10. In either of the following cases, the court, specified in the submission, must make an order modifying or correcting the award, upon the application of either party to the submission:

(a) Where there was an evident miscalculation of figures, or an evident mistake in the description of any person, thing or property, referred to in the award.

(b) Where the arbitrators have awarded upon a matter not submitted to them, not affecting the merits of the decision upon the matters submitted.

(c) Where the award is imperfect in a matter of form, not affecting the merits of the controversy, and, if it had been a referee's report, the defect could have been amended or disregarded by the court.

The order may modify and correct the award, so as to effect the intent thereof, and promote justice between the parties. Motions; when to be made.

11. Notice of a motion to vacate, modify or correct an award, must be served upon the adverse party to the submission, or his attorney, within three months after award is filed or delivered, as prescribed by law for service of notice of a motion upon an attorney in an action.

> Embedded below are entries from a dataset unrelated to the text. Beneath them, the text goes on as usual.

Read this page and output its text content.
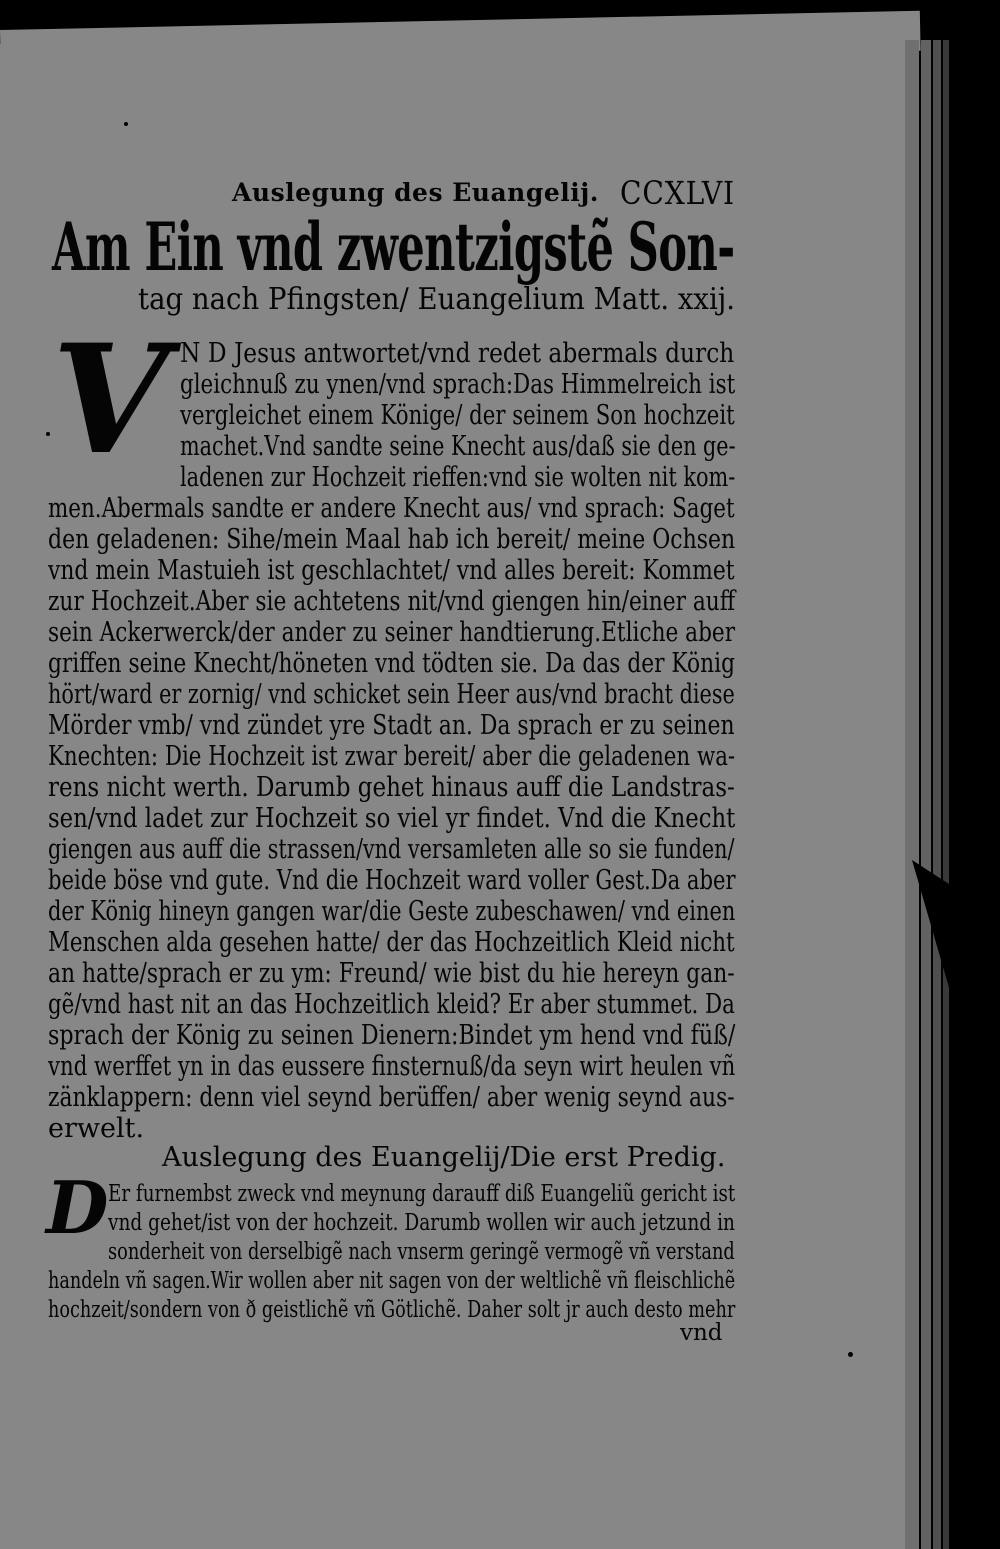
Auslegung des Euangelij. CCXLVI
Am Ein vnd zwentzigstẽ Son-
tag nach Pfingsten/ Euangelium Matt. xxij.
V N D Jesus antwortet/vnd redet abermals durch
gleichnuß zu ynen/vnd sprach:Das Himmelreich ist
vergleichet einem Könige/ der seinem Son hochzeit
machet.Vnd sandte seine Knecht aus/daß sie den ge-
ladenen zur Hochzeit rieffen:vnd sie wolten nit kom-
men.Abermals sandte er andere Knecht aus/ vnd sprach: Saget
den geladenen: Sihe/mein Maal hab ich bereit/ meine Ochsen
vnd mein Mastuieh ist geschlachtet/ vnd alles bereit: Kommet
zur Hochzeit.Aber sie achtetens nit/vnd giengen hin/einer auff
sein Ackerwerck/der ander zu seiner handtierung.Etliche aber
griffen seine Knecht/höneten vnd tödten sie. Da das der König
hört/ward er zornig/ vnd schicket sein Heer aus/vnd bracht diese
Mörder vmb/ vnd zündet yre Stadt an. Da sprach er zu seinen
Knechten: Die Hochzeit ist zwar bereit/ aber die geladenen wa-
rens nicht werth. Darumb gehet hinaus auff die Landstras-
sen/vnd ladet zur Hochzeit so viel yr findet. Vnd die Knecht
giengen aus auff die strassen/vnd versamleten alle so sie funden/
beide böse vnd gute. Vnd die Hochzeit ward voller Gest.Da aber
der König hineyn gangen war/die Geste zubeschawen/ vnd einen
Menschen alda gesehen hatte/ der das Hochzeitlich Kleid nicht
an hatte/sprach er zu ym: Freund/ wie bist du hie hereyn gan-
gẽ/vnd hast nit an das Hochzeitlich kleid? Er aber stummet. Da
sprach der König zu seinen Dienern:Bindet ym hend vnd füß/
vnd werffet yn in das eussere finsternuß/da seyn wirt heulen vñ
zänklappern: denn viel seynd berüffen/ aber wenig seynd aus-
erwelt.
Auslegung des Euangelij/Die erst Predig.
D Er furnembst zweck vnd meynung darauff diß Euangeliũ gericht ist
vnd gehet/ist von der hochzeit. Darumb wollen wir auch jetzund in
sonderheit von derselbigẽ nach vnserm geringẽ vermogẽ vñ verstand
handeln vñ sagen.Wir wollen aber nit sagen von der weltlichẽ vñ fleischlichẽ
hochzeit/sondern von ð geistlichẽ vñ Götlichẽ. Daher solt jr auch desto mehr
vnd
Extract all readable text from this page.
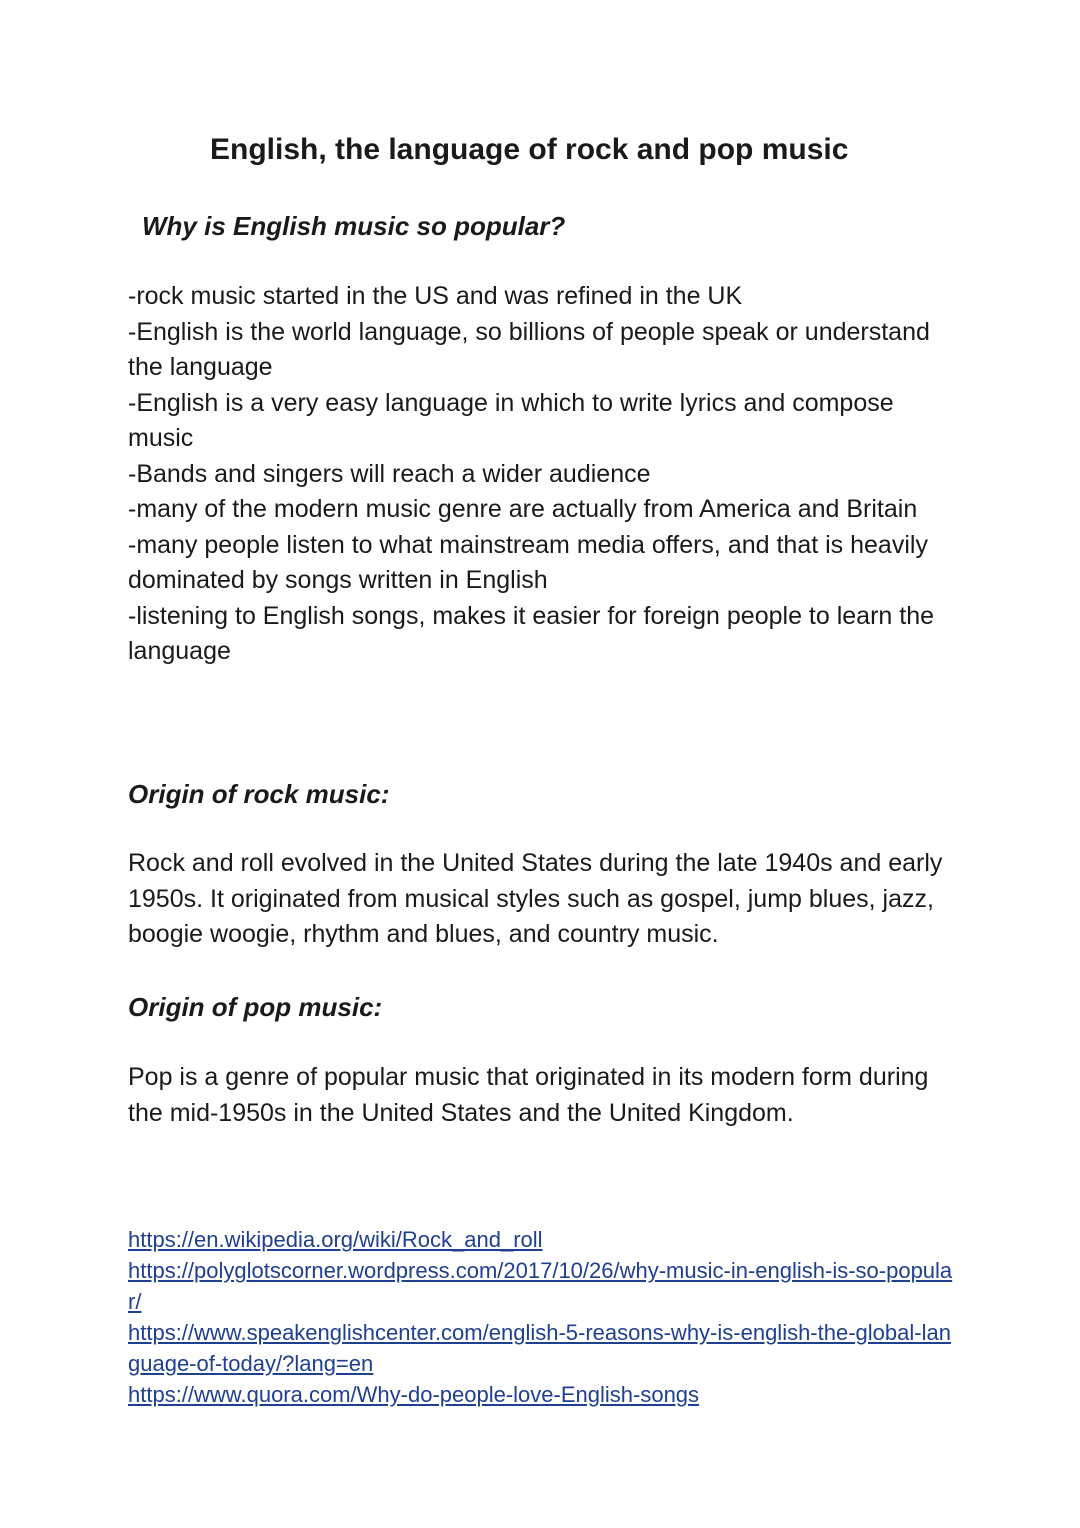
English, the language of rock and pop music
Why is English music so popular?
-rock music started in the US and was refined in the UK
-English is the world language, so billions of people speak or understand the language
-English is a very easy language in which to write lyrics and compose music
-Bands and singers will reach a wider audience
-many of the modern music genre are actually from America and Britain
-many people listen to what mainstream media offers, and that is heavily dominated by songs written in English
-listening to English songs, makes it easier for foreign people to learn the language
Origin of rock music:

Rock and roll evolved in the United States during the late 1940s and early 1950s. It originated from musical styles such as gospel, jump blues, jazz, boogie woogie, rhythm and blues, and country music.

Origin of pop music:

Pop is a genre of popular music that originated in its modern form during the mid-1950s in the United States and the United Kingdom.

https://en.wikipedia.org/wiki/Rock_and_roll
https://polyglotscorner.wordpress.com/2017/10/26/why-music-in-english-is-so-popular/
https://www.speakenglishcenter.com/english-5-reasons-why-is-english-the-global-language-of-today/?lang=en
https://www.quora.com/Why-do-people-love-English-songs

For the purposes of the motion any judge who might make an order to stay the proceedings, in an action brought in the same court, may make an order to be served with the notice of motion, staying the proceedings of the adverse party to enforce the award. Costs on vacating award.

12. Where the court vacates an award, costs, not exceeding twentyfive dollars and disbursements, may be awarded to the prevailing party; and the payment thereof may be enforced, in like manner as the payment of costs upon a motion in action. Judgment on award; when and how entered; costs.

13. Upon the granting of an order, confirming, modifying or correcting an award, judgment may be entered in conformity therewith as upon a judgment made upon a referee's report in an action, but no exceptions shall be taken, but an appeal may be taken from such order or judgment as hereinafter set forth. Costs of the application, and of the proceedings subsequent thereto, not exceeding twenty-five dollars and disbursements, may be awarded by the court, in its discretion. If awarded, the amount thereof must be included in the judgment. Transcript to be filed.

14. The party moving for an order confirming, modifying or correcting an award shall at the time such order is filed with the clerk for the entry of judgment thereon, also file the following papers with the clerk:

(a) The submission; the selection or appointment, if any, of an additional arbitrator, or umpire; and each written extension of the time, if any, within which to make the award.